Loretta and Mick bounced along the rural, pockmarked highway, dodging potholes big enough to swallow livestock, but even the Belties had better sense than to be out tonight. The frigid wind howled like a banshee, its clatter and bite finding a way in through every nook and cranny of the decrepit pickup, the F-150's ancient heater no match for March in Maine. Driving snow made it difficult to see the road, and it was only going to get worse.
Mother Nature is a nasty ol' bitch this year, thought Mick to himself. We really should have left the tavern an hour ago, instead of staying for a couple more pints and the end of the game. But, given a choice between basketball and beer with his sport-crazed friends and another tedious night slumped on the couch while Loretta tuned in to the Lifetime Channel and televised ridiculousness more likely to leave her weeping than feeling frisky, Mick knew he'd brave the elements next time, too.

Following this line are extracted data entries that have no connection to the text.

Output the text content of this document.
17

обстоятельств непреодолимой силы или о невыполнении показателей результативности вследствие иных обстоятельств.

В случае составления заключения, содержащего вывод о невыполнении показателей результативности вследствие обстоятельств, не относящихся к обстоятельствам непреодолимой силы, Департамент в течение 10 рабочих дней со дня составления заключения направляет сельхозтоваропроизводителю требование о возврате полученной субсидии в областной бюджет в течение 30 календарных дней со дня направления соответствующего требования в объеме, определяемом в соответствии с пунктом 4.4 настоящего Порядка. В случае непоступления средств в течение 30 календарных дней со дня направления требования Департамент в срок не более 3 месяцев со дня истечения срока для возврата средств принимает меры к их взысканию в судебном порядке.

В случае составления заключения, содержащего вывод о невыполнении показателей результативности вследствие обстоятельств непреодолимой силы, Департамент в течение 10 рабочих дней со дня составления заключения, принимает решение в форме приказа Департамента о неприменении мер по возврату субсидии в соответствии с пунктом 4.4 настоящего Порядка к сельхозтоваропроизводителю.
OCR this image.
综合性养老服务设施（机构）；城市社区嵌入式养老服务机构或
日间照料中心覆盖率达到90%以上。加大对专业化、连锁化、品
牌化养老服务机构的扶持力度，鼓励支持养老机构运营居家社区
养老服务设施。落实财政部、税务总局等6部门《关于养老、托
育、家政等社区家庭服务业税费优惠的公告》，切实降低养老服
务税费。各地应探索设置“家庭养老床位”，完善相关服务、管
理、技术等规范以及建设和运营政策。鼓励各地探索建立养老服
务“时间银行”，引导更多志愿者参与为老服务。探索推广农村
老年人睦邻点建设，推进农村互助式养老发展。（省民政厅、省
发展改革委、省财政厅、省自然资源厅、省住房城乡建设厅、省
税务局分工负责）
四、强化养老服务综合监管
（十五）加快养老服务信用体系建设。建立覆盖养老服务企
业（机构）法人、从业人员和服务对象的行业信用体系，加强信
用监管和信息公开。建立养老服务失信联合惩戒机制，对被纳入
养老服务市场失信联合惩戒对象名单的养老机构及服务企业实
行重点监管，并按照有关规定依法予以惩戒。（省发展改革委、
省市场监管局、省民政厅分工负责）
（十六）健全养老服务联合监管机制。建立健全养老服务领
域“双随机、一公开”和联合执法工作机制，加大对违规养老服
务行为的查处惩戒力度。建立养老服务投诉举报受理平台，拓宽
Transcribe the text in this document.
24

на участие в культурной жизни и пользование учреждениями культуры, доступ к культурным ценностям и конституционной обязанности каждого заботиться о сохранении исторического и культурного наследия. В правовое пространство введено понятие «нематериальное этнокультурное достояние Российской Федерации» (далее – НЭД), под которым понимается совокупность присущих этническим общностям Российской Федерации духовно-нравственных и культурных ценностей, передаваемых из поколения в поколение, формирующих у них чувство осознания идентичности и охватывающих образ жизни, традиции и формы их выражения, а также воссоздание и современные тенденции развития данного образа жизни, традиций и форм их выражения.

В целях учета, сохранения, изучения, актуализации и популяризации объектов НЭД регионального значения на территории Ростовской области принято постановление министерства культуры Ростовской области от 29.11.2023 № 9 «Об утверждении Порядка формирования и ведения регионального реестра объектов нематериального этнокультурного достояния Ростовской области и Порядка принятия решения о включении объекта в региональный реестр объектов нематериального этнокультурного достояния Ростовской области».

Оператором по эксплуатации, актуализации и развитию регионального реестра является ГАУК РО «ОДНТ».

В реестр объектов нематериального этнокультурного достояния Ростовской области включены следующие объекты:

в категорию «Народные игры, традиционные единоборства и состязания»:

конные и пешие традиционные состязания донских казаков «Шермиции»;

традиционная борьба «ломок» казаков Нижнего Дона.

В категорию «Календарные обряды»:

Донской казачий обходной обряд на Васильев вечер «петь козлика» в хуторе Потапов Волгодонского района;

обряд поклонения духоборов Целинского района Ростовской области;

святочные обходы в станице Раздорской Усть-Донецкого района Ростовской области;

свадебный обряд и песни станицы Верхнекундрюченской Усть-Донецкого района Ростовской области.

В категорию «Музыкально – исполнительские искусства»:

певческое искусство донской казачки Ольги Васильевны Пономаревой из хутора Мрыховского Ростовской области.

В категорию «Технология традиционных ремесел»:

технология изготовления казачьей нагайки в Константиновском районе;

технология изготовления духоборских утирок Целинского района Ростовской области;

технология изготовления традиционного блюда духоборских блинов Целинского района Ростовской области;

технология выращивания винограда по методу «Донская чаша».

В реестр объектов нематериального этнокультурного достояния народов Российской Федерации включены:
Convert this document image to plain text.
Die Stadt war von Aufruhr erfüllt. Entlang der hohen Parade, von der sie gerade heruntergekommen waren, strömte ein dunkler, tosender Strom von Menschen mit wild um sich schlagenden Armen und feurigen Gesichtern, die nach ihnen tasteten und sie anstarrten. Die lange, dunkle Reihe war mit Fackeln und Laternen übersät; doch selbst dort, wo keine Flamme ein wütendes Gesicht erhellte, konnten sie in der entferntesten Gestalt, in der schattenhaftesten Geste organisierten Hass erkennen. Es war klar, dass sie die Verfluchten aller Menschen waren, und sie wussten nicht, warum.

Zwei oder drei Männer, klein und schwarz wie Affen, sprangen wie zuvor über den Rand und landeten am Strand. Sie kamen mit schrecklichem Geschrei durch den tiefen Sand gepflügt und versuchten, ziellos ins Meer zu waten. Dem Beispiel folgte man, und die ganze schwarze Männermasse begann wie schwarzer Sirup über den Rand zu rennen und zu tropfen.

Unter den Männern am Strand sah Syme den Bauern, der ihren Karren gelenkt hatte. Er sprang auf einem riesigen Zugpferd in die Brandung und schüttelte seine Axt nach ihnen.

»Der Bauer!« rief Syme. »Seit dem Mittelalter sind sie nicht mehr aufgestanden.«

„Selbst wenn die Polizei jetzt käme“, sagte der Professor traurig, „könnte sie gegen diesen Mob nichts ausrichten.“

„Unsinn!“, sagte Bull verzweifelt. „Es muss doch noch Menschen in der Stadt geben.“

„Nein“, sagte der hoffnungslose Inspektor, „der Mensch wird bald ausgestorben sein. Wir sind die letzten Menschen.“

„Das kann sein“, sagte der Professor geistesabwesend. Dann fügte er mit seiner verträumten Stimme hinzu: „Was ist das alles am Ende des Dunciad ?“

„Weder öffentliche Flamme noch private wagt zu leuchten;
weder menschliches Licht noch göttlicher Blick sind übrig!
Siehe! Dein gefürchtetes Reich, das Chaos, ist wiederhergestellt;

Mick leaded slightly forward, eyes squinted in an attempt to distinguish road from ditch in nearly whiteout conditions. Suddenly, there was a bone-jarring thud from the frontend. Stomping on the brakes without thinking, the truck skidded and fishtailed wildly for a moment. "Oh my God!" shrieked Loretta. Heart racing, Mike fought for control, coming to rest crookedly on the shoulder. Scrubbing shaking hands over his face, he muttered, "Holy shit..."
"Now you've done it--you've probably killed someone's pet! You just couldn't stand the thought of staying home with me tonight. God forbid you spend time with me. And you just had to have that last beer...you're drunk, aren't you?" Loretta harped accusingly.
Tense jaw illuminated faintly by the dashboard light, Mick rolled his eyes at the newest variation to the "you just don't wanna spend time with me" argument they'd had a million times and ground his teeth in frustration. "I'm not drunk, Loretta. I could barely see the road. Something must've jumped out in front of me. I didn't know the game would go into overtime, but it was March Madness, so give me a break, will ya?" In an attempt to deal with the situation at hand and not get sucked into the same old quarrel, Mike said, "Grab the Maglite outta the glove box. We'd better see what we hit."
"What `we' hit? I'm not driving." Loretta groused. She threw open her door with more force than necessary, stepping out of the truck and into several inches of fresh snow. Flicking on the flashlight, she shined it up and down the ditch, seeing nothing. Stomping around the back of the truck to Mick's side, she handed him the flashlight and, gesturing toward the ditch on the passenger's side of the truck, said, "There's nothing there."
Crouching down, Mick swept the light beneath the Ford and back the way they'd come, but there was nothing. Perplexed, he pointed at the large dent in driver's side fender. "We obviously hit something, but what was it?"